Prabhu Sathyen A, Moussa Omar, Gonçalves Christophe, LaPierre Judith H, Chou Hsiang, Huang Fan, Richard Vincent R, Ferruzo Pault Y M, Guettler Elizabeth M, Soria-Bretones Isabel, Kirby Laura, Gagnon Natascha, Su Jie, Silvester Jennifer, Krisna Sai Sakktee, Rose April A N, Sheppard Karen E, Cescon David W, Mallette Frédérick A, Zahedi Rene P, Borchers Christoph H, Del Rincon Sonia V, Miller Wilson H
Lady Davis Institute, Jewish General Hospital, Montréal, Québec, Canada.
Division of Experimental Medicine, McGill University, Montréal, Québec, Canada.
Mol Cancer Ther. 2023 Feb 1;22(2):192-204. doi: 10.1158/1535-7163.MCT-22-0092.
Aberrant cell-cycle progression is characteristic of melanoma, and CDK4/6 inhibitors, such as palbociclib, are currently being tested for efficacy in this disease. Despite the promising nature of CDK4/6 inhibitors, their use as single agents in melanoma has shown limited clinical benefit. Herein, we discovered that treatment of tumor cells with palbociclib induces the phosphorylation of the mRNA translation initiation factor eIF4E. When phosphorylated, eIF4E specifically engenders the translation of mRNAs that code for proteins involved in cell survival. We hypothesized that cancer cells treated with palbociclib use upregulated phosphorylated eIF4E (phospho-eIF4E) to escape the antitumor benefits of this drug. Indeed, we found that pharmacologic or genetic disruption of MNK1/2 activity, the only known kinases for eIF4E, enhanced the ability of palbociclib to decrease clonogenic outgrowth. Moreover, a quantitative proteomics analysis of melanoma cells treated with combined MNK1/2 and CDK4/6 inhibitors showed downregulation of proteins with critical roles in cell-cycle progression and mitosis, including AURKB, TPX2, and survivin.

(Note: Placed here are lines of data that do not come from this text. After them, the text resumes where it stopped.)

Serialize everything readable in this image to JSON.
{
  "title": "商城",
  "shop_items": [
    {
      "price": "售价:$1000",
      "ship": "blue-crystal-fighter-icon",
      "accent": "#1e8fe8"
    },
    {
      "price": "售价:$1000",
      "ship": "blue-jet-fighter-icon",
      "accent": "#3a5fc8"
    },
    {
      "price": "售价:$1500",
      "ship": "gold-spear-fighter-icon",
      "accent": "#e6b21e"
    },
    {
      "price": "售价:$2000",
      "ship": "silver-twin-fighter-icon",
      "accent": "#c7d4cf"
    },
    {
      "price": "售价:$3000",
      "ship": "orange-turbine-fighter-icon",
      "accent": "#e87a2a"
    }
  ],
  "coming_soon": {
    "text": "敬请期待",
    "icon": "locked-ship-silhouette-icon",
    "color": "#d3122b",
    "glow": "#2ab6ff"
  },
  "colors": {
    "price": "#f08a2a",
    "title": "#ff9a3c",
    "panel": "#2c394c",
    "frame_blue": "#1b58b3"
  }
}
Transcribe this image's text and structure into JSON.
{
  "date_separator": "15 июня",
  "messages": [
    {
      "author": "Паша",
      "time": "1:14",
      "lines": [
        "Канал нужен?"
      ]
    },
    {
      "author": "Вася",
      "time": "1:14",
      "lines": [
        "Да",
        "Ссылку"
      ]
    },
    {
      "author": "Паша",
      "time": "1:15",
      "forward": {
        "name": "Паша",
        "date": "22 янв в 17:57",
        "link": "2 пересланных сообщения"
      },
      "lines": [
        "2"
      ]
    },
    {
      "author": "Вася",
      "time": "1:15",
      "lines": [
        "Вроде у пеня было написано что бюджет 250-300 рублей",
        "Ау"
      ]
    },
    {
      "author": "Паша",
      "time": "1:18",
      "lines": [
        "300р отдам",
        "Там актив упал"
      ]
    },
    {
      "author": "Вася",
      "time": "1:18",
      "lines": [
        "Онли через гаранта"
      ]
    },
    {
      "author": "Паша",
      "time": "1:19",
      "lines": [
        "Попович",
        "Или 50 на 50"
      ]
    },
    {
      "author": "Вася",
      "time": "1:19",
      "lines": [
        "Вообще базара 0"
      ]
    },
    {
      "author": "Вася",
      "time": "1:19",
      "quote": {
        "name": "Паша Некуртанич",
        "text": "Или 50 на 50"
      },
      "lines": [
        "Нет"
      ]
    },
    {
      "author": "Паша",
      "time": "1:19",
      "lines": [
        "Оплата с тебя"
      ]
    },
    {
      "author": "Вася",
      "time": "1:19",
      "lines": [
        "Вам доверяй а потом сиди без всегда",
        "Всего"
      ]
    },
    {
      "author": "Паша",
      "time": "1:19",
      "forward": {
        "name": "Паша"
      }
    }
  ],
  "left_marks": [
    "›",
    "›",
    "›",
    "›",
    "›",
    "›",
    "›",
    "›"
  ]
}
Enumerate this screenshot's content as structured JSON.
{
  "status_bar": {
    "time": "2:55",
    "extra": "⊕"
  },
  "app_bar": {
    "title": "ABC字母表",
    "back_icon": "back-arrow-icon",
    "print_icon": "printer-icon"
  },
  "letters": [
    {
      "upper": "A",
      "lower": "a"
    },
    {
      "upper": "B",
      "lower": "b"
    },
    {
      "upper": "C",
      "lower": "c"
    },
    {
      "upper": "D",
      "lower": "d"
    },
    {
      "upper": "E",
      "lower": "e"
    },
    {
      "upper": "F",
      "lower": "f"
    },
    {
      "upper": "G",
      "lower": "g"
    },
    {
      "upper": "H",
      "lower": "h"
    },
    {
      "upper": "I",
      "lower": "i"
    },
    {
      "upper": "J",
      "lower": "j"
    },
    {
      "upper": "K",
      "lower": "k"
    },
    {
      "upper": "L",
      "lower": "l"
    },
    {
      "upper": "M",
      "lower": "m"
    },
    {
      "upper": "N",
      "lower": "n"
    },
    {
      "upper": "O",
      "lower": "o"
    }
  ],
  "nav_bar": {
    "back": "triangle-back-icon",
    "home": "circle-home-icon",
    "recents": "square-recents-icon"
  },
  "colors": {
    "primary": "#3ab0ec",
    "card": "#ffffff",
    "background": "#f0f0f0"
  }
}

We also observed that palbociclib-resistant breast cancer cells have higher basal levels of phospho-eIF4E, and that treatment with MNK1/2 inhibitors sensitized these palbociclib-resistant cells to CDK4/6 inhibition. In vivo we demonstrate that the combination of MNK1/2 and CDK4/6 inhibition significantly increases the overall survival of mice compared with either monotherapy. Overall, our data support MNK1/2 inhibitors as promising drugs to potentiate the antineoplastic effects of palbociclib and overcome therapy-resistant disease.
异常的细胞周期进程是黑色素瘤的特征,目前正在测试CDK4/6抑制剂(如帕博西尼)在该疾病中的疗效。尽管CDK4/6抑制剂前景乐观,但它们作为单一药物在黑色素瘤中的应用显示出有限的临床益处。在此,我们发现用帕博西尼处理肿瘤细胞会诱导mRNA翻译起始因子eIF4E的磷酸化。磷酸化后,eIF4E特异性地促进编码参与细胞存活的蛋白质的mRNA的翻译。我们假设用帕博西尼处理的癌细胞利用上调的磷酸化eIF4E(磷酸化eIF4E)来逃避这种药物的抗肿瘤益处。事实上,我们发现MNK1/2活性(eIF4E唯一已知的激酶)的药理学或基因破坏增强了帕博西尼降低克隆形成生长的能力。此外,对联合使用MNK1/2和CDK4/6抑制剂处理的黑色素瘤细胞进行的定量蛋白质组学分析显示,在细胞周期进程和有丝分裂中起关键作用的蛋白质(包括AURKB、TPX2和survivin)表达下调。我们还观察到,对帕博西尼耐药的乳腺癌细胞具有更高的磷酸化eIF4E基础水平,并且用MNK1/2抑制剂处理使这些对帕博西尼耐药的细胞对CDK4/6抑制敏感。在体内,我们证明与单一疗法相比,联合抑制MNK1/2和CDK4/6可显著提高小鼠的总生存率。总体而言,我们的数据支持MNK1/2抑制剂作为有前景的药物,可增强帕博西尼的抗肿瘤作用并克服耐药性疾病。